Mountain & Gravel Training Plans

12 Week Century / Gravel Grinder Plan with Core and Recovery
12 Week Training Plan for Beginner to Intermediate Riders

Training for an upcoming 100 mile century ride, a gravel grinder or charity event should be fun and rewarding! This 12-week detailed workout plan will help you build properly right up to your event.

This plan is built for beginner-intermediate level riders who have minimal time to ride during the work week. Each week involves cycling, core, stretching and recovery workouts and tips from our certified coaches and physical therapist.

Instructions are included to calculate your individual training zones on week 2, with a field test. You can use heart rate or power or RPE for this program. Follow the daily workouts like stepping stones and get to your event feeling confident and strong. Planning ahead with daily workouts takes the guesswork out of training and helps you manage limited time.

Endurance Mountain Bike Race (60 miles)
8 Week Training Plan for Beginner to Intermediate Riders

This 8-week plan will prepare you for a 60 mile mountain bike race with challenging terrain. The plan starts out with a field test so you can determine your heart rate or power training zones. If you have a busy work schedule, the intervals can be done on your road or mountain bike. On the weekends, hit the trails for a gradual build each weekend.

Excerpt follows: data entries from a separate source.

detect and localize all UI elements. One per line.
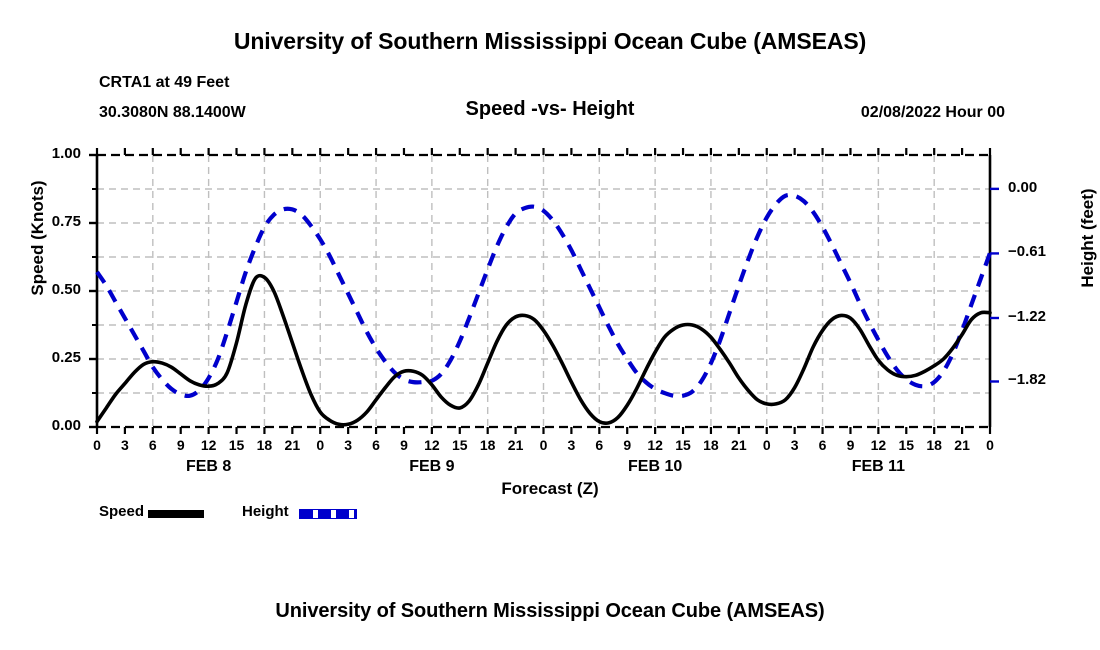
y-tick-right: −1.22 (1008, 308, 1078, 325)
x-tick: 9 (838, 437, 862, 453)
x-tick: 21 (950, 437, 974, 453)
x-tick: 3 (783, 437, 807, 453)
x-tick: 3 (336, 437, 360, 453)
x-tick: 12 (866, 437, 890, 453)
x-tick: 18 (252, 437, 276, 453)
x-tick: 18 (476, 437, 500, 453)
x-tick: 0 (85, 437, 109, 453)
x-tick: 9 (615, 437, 639, 453)
legend-swatch-speed (148, 510, 204, 518)
x-tick: 15 (448, 437, 472, 453)
x-tick: 21 (280, 437, 304, 453)
legend-label-speed: Speed (99, 503, 144, 520)
y-tick-left: 0.00 (21, 417, 81, 434)
y-axis-label-left: Speed (Knots) (28, 138, 48, 338)
y-axis-label-right: Height (feet) (1078, 138, 1098, 338)
y-tick-right: −0.61 (1008, 243, 1078, 260)
x-tick: 12 (420, 437, 444, 453)
x-tick: 18 (922, 437, 946, 453)
legend-label-height: Height (242, 503, 289, 520)
y-tick-left: 0.25 (21, 349, 81, 366)
y-tick-right: −1.82 (1008, 371, 1078, 388)
x-tick: 15 (225, 437, 249, 453)
x-tick: 21 (504, 437, 528, 453)
y-tick-right: 0.00 (1008, 179, 1078, 196)
x-tick: 3 (113, 437, 137, 453)
day-label: FEB 9 (372, 458, 492, 476)
x-tick: 9 (169, 437, 193, 453)
x-tick: 9 (392, 437, 416, 453)
x-tick: 18 (699, 437, 723, 453)
chart-canvas: University of Southern Mississippi Ocean… (0, 0, 1100, 650)
x-tick: 6 (587, 437, 611, 453)
x-tick: 3 (559, 437, 583, 453)
x-tick: 0 (755, 437, 779, 453)
x-tick: 0 (308, 437, 332, 453)
x-tick: 6 (364, 437, 388, 453)
day-label: FEB 11 (818, 458, 938, 476)
x-axis-label: Forecast (Z) (0, 479, 1100, 499)
x-tick: 0 (978, 437, 1002, 453)
x-tick: 12 (197, 437, 221, 453)
plot-svg (0, 0, 1100, 650)
y-tick-left: 1.00 (21, 145, 81, 162)
day-label: FEB 8 (149, 458, 269, 476)
x-tick: 6 (811, 437, 835, 453)
x-tick: 15 (894, 437, 918, 453)
x-tick: 12 (643, 437, 667, 453)
page-footer-title: University of Southern Mississippi Ocean… (0, 600, 1100, 623)
y-tick-left: 0.50 (21, 281, 81, 298)
x-tick: 21 (727, 437, 751, 453)
x-tick: 6 (141, 437, 165, 453)
x-tick: 15 (671, 437, 695, 453)
x-tick: 0 (532, 437, 556, 453)
legend-swatch-height (300, 510, 356, 518)
day-label: FEB 10 (595, 458, 715, 476)
y-tick-left: 0.75 (21, 213, 81, 230)
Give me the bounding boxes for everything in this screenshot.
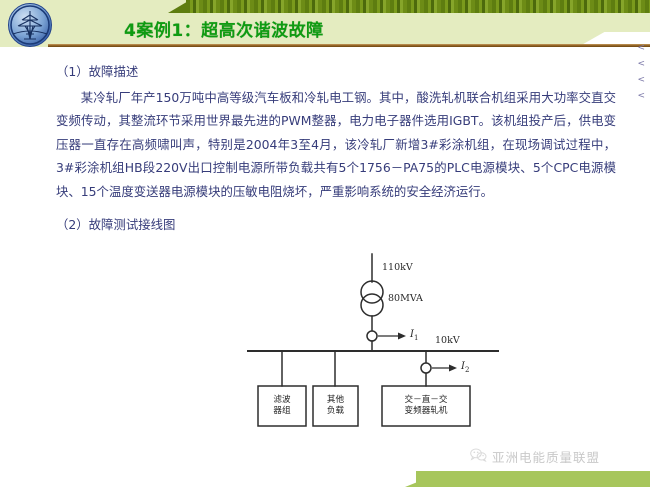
edge-chevron-4[interactable]: < <box>637 92 645 101</box>
label-current-i1-subscript: 1 <box>414 334 418 342</box>
edge-chevron-2[interactable]: < <box>637 60 645 69</box>
box-label-inverter-mill-line1: 交－直－交 <box>382 395 470 406</box>
footer-bar <box>0 471 650 487</box>
box-label-other-load-line2: 负载 <box>313 406 358 417</box>
box-label-filter-bank-line2: 器组 <box>258 406 306 417</box>
header-divider <box>48 44 650 47</box>
label-10kv: 10kV <box>435 335 460 346</box>
page-title: 4案例1：超高次谐波故障 <box>124 16 324 41</box>
label-current-i2-subscript: 2 <box>465 366 469 374</box>
box-label-inverter-mill: 交－直－交 变频器轧机 <box>382 395 470 417</box>
watermark: 亚洲电能质量联盟 <box>470 447 600 466</box>
slide-body: （1）故障描述 某冷轧厂年产150万吨中高等级汽车板和冷轧电工钢。其中，酸洗轧机… <box>56 60 616 237</box>
box-label-filter-bank: 滤波 器组 <box>258 395 306 417</box>
box-label-inverter-mill-line2: 变频器轧机 <box>382 406 470 417</box>
fault-test-wiring-diagram: 110kV 80MVA I1 10kV I2 滤波 器组 其他 负载 交－直－交… <box>230 250 520 435</box>
label-current-i1: I1 <box>410 329 418 342</box>
section-heading-2: （2）故障测试接线图 <box>56 213 616 237</box>
box-label-other-load: 其他 负载 <box>313 395 358 417</box>
header-stripe-decoration <box>186 0 650 13</box>
wechat-icon <box>470 447 487 466</box>
watermark-text: 亚洲电能质量联盟 <box>492 447 600 466</box>
label-current-i2: I2 <box>461 361 469 374</box>
edge-chevron-1[interactable]: < <box>637 44 645 53</box>
slide-root: 4案例1：超高次谐波故障 < < < < （1）故障描述 某冷轧厂年产150万吨… <box>0 0 650 487</box>
section-heading-1: （1）故障描述 <box>56 60 616 84</box>
fault-description-paragraph: 某冷轧厂年产150万吨中高等级汽车板和冷轧电工钢。其中，酸洗轧机联合机组采用大功… <box>56 86 616 204</box>
transmission-tower-logo-icon <box>8 3 52 47</box>
label-80mva: 80MVA <box>388 293 423 304</box>
box-label-filter-bank-line1: 滤波 <box>258 395 306 406</box>
edge-chevron-3[interactable]: < <box>637 76 645 85</box>
box-label-other-load-line1: 其他 <box>313 395 358 406</box>
label-110kv: 110kV <box>382 262 413 273</box>
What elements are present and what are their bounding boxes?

Endurance Mountain Bike Race (40-50 miles)
8 Week Training Plan for Beginner to Intermediate Riders

Training for your first endurance mountain bike race should be fun and rewarding! This 8 week plan will take you up to your 40-50 mile race. Each week involves workouts to maximize your time during the work week, and longer rides on the weekends to get you prepared for your upcoming event. This plan involves 7-9.5 hours of riding per week. Calculate your zones on week 2 with a field test. You can use heart rate or a power meter for this program.